Um novo levantamento de mercado divulgado nesta quinta-feira pela consultoria The Business Research Company traça um cenário de expansão agressiva, projetando que essa indústria quase triplicará de tamanho até o final da década.
As cifras globais saltarão da base de onze bilhões de dólares registrados no ano passado para a impressionante marca de quase trinta bilhões até 2030, impulsionadas por injeções maciças de capital de risco, inovações na propulsão elétrica e pela necessidade urgente de desafogar o caos viário das grandes metrópoles.
O atual calendário desponta como o divisor de águas decisivo para as gigantes aeroespaciais que lideram essa corrida rumo à comercialização, como Boeing, Airbus e subsidiárias de peso.
A desenvolvedora americana Joby Aviation, por exemplo, superou as projeções do mercado financeiro ao fechar o último trimestre com receitas milionárias e caixa blindado, e já prepara sua primeira aeronave para a etapa final de voos de certificação junto às autoridades federais dos Estados Unidos.
A confiança na operação é tamanha que a fabricante revelou uma parceria estratégica com a Uber para o lançamento de um serviço sob demanda dentro do próprio aplicativo de viagens, além de projetar o embarque de seus primeiros passageiros comerciais em Dubai ainda neste ano.
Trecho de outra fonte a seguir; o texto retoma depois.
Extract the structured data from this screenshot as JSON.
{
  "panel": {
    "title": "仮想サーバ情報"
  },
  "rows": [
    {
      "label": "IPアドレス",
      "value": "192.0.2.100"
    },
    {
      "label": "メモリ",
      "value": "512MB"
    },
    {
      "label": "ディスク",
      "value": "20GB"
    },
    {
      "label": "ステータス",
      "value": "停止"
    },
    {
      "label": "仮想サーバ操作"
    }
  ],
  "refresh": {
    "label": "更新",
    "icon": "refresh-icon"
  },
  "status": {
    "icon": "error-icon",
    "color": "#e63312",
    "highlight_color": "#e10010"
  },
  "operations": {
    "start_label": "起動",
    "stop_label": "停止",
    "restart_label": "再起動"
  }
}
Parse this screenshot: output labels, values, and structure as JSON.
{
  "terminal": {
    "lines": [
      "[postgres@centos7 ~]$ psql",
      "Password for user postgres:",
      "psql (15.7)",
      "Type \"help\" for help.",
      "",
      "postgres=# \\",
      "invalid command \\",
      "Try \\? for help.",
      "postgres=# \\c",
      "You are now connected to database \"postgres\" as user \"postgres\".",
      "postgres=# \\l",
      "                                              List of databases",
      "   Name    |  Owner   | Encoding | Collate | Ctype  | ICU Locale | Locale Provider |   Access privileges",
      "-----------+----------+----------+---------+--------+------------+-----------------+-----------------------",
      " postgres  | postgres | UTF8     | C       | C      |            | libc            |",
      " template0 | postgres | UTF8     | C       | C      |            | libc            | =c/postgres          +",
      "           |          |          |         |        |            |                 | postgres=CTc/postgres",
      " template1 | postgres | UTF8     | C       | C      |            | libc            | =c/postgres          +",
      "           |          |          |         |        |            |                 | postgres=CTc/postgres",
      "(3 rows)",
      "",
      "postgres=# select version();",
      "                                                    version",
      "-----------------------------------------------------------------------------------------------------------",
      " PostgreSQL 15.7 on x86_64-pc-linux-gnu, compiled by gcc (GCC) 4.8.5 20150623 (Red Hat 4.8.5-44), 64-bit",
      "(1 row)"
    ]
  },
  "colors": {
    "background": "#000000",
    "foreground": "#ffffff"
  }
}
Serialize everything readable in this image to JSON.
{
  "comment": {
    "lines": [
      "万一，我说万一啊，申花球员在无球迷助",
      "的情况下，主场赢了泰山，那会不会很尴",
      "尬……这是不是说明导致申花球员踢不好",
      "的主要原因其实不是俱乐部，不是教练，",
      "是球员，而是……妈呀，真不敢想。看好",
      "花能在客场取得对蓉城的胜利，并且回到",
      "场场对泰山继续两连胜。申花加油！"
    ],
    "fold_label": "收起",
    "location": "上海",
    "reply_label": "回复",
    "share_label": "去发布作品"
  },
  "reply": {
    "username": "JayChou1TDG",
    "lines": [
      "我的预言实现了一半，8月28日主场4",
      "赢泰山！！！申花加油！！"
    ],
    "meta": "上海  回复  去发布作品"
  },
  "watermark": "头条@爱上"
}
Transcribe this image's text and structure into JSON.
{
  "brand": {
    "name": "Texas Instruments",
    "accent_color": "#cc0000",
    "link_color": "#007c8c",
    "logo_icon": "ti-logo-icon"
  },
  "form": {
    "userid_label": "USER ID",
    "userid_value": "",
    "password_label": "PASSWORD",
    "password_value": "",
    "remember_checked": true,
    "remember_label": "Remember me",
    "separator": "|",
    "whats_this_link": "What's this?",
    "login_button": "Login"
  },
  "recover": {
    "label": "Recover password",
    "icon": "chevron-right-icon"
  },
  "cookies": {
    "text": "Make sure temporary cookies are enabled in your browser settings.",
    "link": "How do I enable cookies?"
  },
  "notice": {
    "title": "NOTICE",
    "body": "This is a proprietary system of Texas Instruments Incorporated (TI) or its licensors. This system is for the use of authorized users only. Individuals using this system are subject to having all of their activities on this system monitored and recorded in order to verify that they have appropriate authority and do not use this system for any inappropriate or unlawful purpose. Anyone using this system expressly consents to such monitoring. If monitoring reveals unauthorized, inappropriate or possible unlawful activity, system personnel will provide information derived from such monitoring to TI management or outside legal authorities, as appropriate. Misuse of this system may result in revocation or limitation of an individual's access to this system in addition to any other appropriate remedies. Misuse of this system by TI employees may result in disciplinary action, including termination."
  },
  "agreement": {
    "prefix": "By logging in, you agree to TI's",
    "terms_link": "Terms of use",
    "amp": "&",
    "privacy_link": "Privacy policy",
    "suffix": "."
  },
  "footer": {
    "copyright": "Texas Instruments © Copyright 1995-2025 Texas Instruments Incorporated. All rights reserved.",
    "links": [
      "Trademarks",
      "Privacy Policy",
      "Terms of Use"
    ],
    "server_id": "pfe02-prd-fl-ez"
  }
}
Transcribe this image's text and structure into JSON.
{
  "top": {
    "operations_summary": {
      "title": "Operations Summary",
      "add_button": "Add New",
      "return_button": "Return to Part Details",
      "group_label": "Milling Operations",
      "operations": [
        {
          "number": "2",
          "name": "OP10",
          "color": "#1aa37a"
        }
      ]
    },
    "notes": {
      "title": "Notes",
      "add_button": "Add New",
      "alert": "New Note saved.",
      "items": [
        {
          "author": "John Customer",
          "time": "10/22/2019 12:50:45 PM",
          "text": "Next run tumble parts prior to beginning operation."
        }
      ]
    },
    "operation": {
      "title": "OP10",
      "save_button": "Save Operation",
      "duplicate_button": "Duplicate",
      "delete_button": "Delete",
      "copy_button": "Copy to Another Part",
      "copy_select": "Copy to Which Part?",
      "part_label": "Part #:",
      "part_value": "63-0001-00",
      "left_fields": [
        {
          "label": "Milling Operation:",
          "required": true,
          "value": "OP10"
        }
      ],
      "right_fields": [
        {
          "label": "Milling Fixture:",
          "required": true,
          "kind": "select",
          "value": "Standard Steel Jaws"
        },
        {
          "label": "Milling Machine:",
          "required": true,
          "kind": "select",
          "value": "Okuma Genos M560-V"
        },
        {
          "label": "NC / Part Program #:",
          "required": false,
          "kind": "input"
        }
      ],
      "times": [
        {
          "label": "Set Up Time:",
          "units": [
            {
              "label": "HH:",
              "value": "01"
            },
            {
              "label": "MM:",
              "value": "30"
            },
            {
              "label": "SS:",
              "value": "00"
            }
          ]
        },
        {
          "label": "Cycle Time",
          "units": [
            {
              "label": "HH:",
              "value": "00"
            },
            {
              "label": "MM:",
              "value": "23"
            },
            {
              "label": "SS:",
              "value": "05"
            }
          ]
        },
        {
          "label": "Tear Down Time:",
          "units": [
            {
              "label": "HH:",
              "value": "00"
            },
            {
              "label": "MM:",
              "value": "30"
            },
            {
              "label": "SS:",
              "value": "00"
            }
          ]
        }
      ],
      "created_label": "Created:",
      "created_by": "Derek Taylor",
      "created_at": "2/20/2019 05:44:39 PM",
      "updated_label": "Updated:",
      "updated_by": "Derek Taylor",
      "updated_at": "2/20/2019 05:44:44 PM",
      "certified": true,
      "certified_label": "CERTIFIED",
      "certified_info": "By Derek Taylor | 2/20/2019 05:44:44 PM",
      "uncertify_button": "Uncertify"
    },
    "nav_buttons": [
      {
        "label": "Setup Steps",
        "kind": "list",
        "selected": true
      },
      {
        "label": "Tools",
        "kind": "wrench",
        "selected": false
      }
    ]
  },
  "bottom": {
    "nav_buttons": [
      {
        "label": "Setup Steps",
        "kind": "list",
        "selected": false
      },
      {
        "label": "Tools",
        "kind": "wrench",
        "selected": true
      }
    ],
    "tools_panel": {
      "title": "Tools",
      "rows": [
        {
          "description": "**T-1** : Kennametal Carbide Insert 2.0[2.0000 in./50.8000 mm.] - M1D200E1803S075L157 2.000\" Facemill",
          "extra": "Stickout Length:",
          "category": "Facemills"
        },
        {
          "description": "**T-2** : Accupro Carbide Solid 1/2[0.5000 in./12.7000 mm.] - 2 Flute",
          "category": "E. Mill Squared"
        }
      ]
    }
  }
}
Em paralelo, o xadrez corporativo acompanha movimentações agressivas de propriedade intelectual, como a aquisição de centenas de patentes da falida Lilium pela Archer Aviation, e os avanços práticos da brasileira Eve Air Mobility, braço da Embraer que realizou o voo de seu protótipo em escala real recentemente e crava suas primeiras entregas para a próxima temporada.
Para que toda essa engenharia engula os céus legalmente, as engrenagens regulatórias precisaram ser destravadas com urgência.
Em solo americano, a Administração Federal de Aviação trabalha com a meta de anunciar já em março a seleção de projetos para o seu programa experimental de integração de veículos, com as primeiras operações em parceria com governos locais previstas para o verão do hemisfério norte.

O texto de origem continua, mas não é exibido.